When Samatha sent over this Lemon and Kalamata White Bean Artichoke Hummus I was first, scrounging around in my pantry for the items (which I had, score!), second, thinking about saying that five times fast, and third, intrigued. I’m always curious about non-traditional hummus recipes as opposed to the authentic hummus which is chickpea based with lemon and olive oil.
Tahini, surprising to many, is not a traditional ingredient in hummus. The addition of tahini (and omission of olive oil) makes it hummus bi tahini, an entirely different type of hummus. And that my friends is your “something new” for the day, unless of course you already knew that and skipped this paragraph. Well anyhow, we used tahini in this recipe over olive oil, we tried it both ways and the tahini was the clear winner.
And man did this recipe whip us up into a tahini frenzy.

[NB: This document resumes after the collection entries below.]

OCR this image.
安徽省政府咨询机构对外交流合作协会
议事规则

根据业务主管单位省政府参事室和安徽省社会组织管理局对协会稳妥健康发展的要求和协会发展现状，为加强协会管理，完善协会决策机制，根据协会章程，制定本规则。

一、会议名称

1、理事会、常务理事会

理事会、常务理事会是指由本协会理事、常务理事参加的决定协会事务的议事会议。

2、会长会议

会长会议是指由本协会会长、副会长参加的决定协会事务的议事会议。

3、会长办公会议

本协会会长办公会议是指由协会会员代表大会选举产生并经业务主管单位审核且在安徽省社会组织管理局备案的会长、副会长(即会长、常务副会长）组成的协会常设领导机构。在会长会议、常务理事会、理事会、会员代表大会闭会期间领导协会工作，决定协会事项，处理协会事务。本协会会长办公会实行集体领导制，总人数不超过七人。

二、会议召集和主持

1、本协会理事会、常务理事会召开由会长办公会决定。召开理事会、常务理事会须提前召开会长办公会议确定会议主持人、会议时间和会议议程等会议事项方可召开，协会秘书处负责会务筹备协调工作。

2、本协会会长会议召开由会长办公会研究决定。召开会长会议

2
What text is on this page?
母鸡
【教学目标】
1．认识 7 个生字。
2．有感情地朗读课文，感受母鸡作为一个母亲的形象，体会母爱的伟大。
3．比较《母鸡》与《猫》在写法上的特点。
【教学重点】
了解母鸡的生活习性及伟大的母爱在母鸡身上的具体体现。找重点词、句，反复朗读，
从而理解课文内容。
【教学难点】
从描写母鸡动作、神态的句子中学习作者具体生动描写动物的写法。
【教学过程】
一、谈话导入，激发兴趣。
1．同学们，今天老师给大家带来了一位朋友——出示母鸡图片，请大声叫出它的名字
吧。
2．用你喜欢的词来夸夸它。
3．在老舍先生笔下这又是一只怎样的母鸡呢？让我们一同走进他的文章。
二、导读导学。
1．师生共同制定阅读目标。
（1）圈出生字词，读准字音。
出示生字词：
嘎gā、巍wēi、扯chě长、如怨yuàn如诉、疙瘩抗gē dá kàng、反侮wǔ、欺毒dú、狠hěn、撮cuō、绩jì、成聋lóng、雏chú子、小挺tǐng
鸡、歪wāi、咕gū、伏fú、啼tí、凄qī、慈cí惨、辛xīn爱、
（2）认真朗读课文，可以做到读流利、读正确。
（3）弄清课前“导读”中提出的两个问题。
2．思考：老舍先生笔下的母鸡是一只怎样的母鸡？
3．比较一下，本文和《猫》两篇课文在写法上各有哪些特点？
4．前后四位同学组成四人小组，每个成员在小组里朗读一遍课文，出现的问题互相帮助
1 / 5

I’ve always enjoyed the nutty-flavor of tahini, but I think this time around being homebound for a while really got us thinking of ways in which to use up all of our resources. So, get ready to use up that can or jar, whatever you bought, of tahini, because we’re on a roll–stay tuned for more hummus and dressing tahini inspired recipes soon!
Making this was a true breeze. Want to know why? It’s a one step recipe again. We put everything in the food processor and let it do the work. I did scrape down the sides once and restart it, but I didn’t count that as a pain point (or step, hah) in the recipe. This white bean hummus is truly a keeper.
I served it with our baked pita chips, I went with the simple salt and pepper variety, though you can spice it up if you like. This hummus has so much flavor though, you can go with plain or salt and pepper pita chips and be completely satisfied with an intense lemon, kalamata, and artichoke flavor–they do really come punching through.
Another use, as a sauce. Authentic hummus has two main uses, as a dip or as a sauce, and here you can do the same thing. You could even make this into a killer sandwich!
Is hummus vegan?
Why yes, yes it is! This recipe is vegan. You should always check your labels of course, but everything we used and included in our recipe is 100% vegan. In most cases, hummus is vegan.
Can you freeze homemade hummus?
Can hummus be frozen? This is a popular question. The short answer is yes, yes it can. Most store bought hummus is ready to freeze and ready to thaw. Homemade hummus, however, has a little extra work that may need to go into it. You may find yourself needed to add a little tahini in this case (or olive oil in the traditional recipes) and elbow grease (ie. stirring) once the thawing takes place, to get this hummus back up to snuff.
We strongly recommend eating it fresh for this recipe as the texture and consistency will always be best. In this case, fresh is best!
How long does homemade hummus last?
We recommend eating your hummus within three days of making it. This is the freshest your hummus will be. We also recommend storing it in the refrigerator, covered tightly or in an airtight food storage container.
Please leave us a rating in the recipe card, and if you have a comment about the recipe, please feel free to share it with us–we love hearing from you!
Lemon and Kalamata White Bean Artichoke Hummus
- 15.5 ounces white beans rinsed and drained
- 14 ounces artichoke hearts quartered, drained well
- 16 kalamata olives pitted
- 1/4 cup lemon juice
- 2 tablespoons tahini
- 3 teaspoons parsley
- 1/2 teaspoon sea salt
- 1/4 teaspoon white pepper
- 1/8 teaspoon roasted garlic powder
- 1/8 teaspoon red pepper flakes optional
- Combine all ingredients in a food processor and process until smooth, scraping sides as needed. Store in the refrigerator in an airtight food storage container or covered well.
- Serve with baked pita chips.
- Hummus will last up to three days in the refrigerator.
- Substitute regular garlic powder if you don’t have roasted.